THERE is reason to believe that we are at last entering an era of reasoned discussion of what has long uncritically been assumed to be a reconstruction of society on rational lines. For more than half a century, the belief that deliberate regulation of all social affairs must necessarily be more successful than the apparent haphazard interplay of independent individuals has continuously gained ground until to-day there is hardly a political group anywhere in the world which does not want central direction of most human activities in the service of one aim or another. It seemed so easy to improve upon the institutions of a free society which had come more and more to be considered as the result of mere accident, the product of a peculiar historical growth which might as well have taken a different direction. To bring order to such a chaos, to apply reason to the organization of society, and to shape it deliberately in every detail according to human wishes and the common ideas of justice seemed the only course of action worthy of a reasonable being.

But at the present day it is clear—it would probably be admitted by all sides—that during the greater part of the growth of this belief, some of the most serious problems of such a reconstruction have not even been recognized, much less successfully answered. For many years discussion of socialism—and for the greater part of the period it was only from socialism proper that the movement sprang—turned almost exclusively on ethical and psychological issues. On the one hand there was the general question whether justice required a reorganization of society on socialist lines and what principles of the distribution of income were to be regarded as just. On the other hand there was the question whether men in general could be trusted to have the moral and psychological qualities which were dimly seen to be essential if a socialist system was to work. But although this latter question does raise some of the real difficulties, it does not really touch the heart of the problem. What was questioned was only whether the authorities in the new state would be in a position to make people carry out their plans properly. Only the practical possibility of the execution of the plans was called in question, not whether planning, even in the ideal case where these difficulties were absent, would achieve the desired end. The problem seemed therefore to be “only” one of psychology or education, the “only” meaning that after initial difficulties these obstacles would certainly be overcome.

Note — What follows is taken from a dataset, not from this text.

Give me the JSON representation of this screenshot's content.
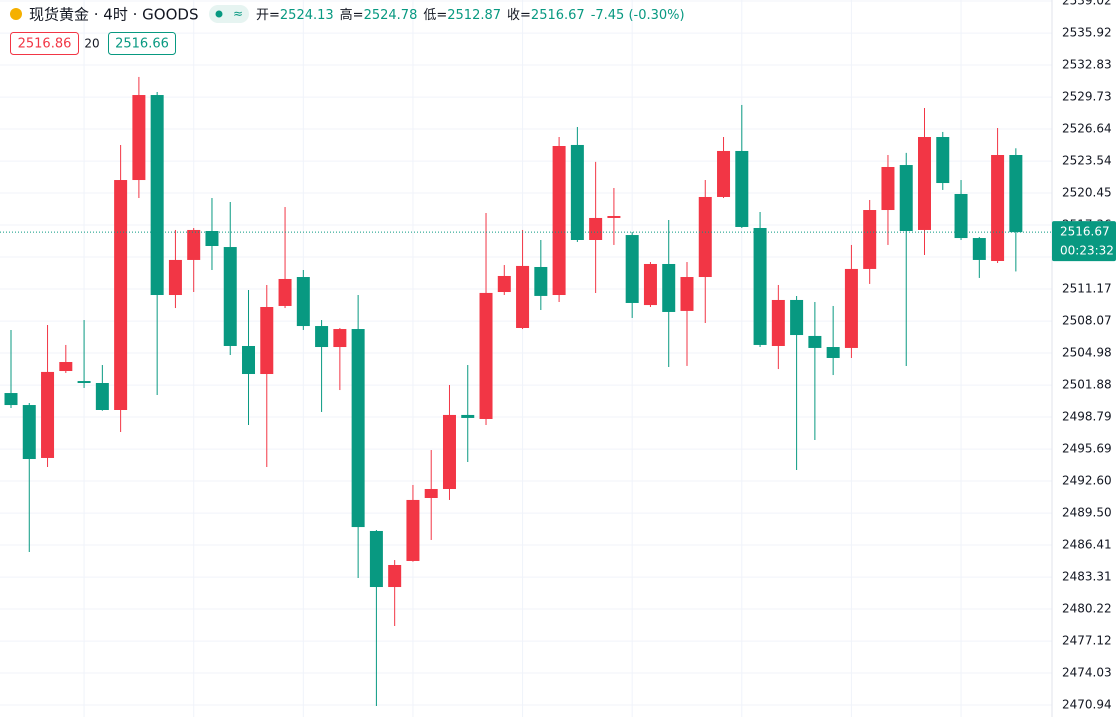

If this were true, then the economist would have nothing to say on the feasibility of such proposals, and indeed it is improbable that any scientific discussion of their merits would be possible. It would be a problem of ethics, or rather of individual judgments of value, on which different people might agree or disagree, but on which no reasoned arguments would be possible. Some of the questions might be left to the psychologist to decide, if he has really any means of saying what men would be like under entirely different circumstances. Apart from this no scientist, and least of all the economist, would have anything to say about the problems of Socialism. And many people believing that the knowledge of the economist is only applicable to the problems of a capitalist society (i.e. to problems arising out of peculiar human institutions which would be absent in a world organized on different lines), still think this to be the case.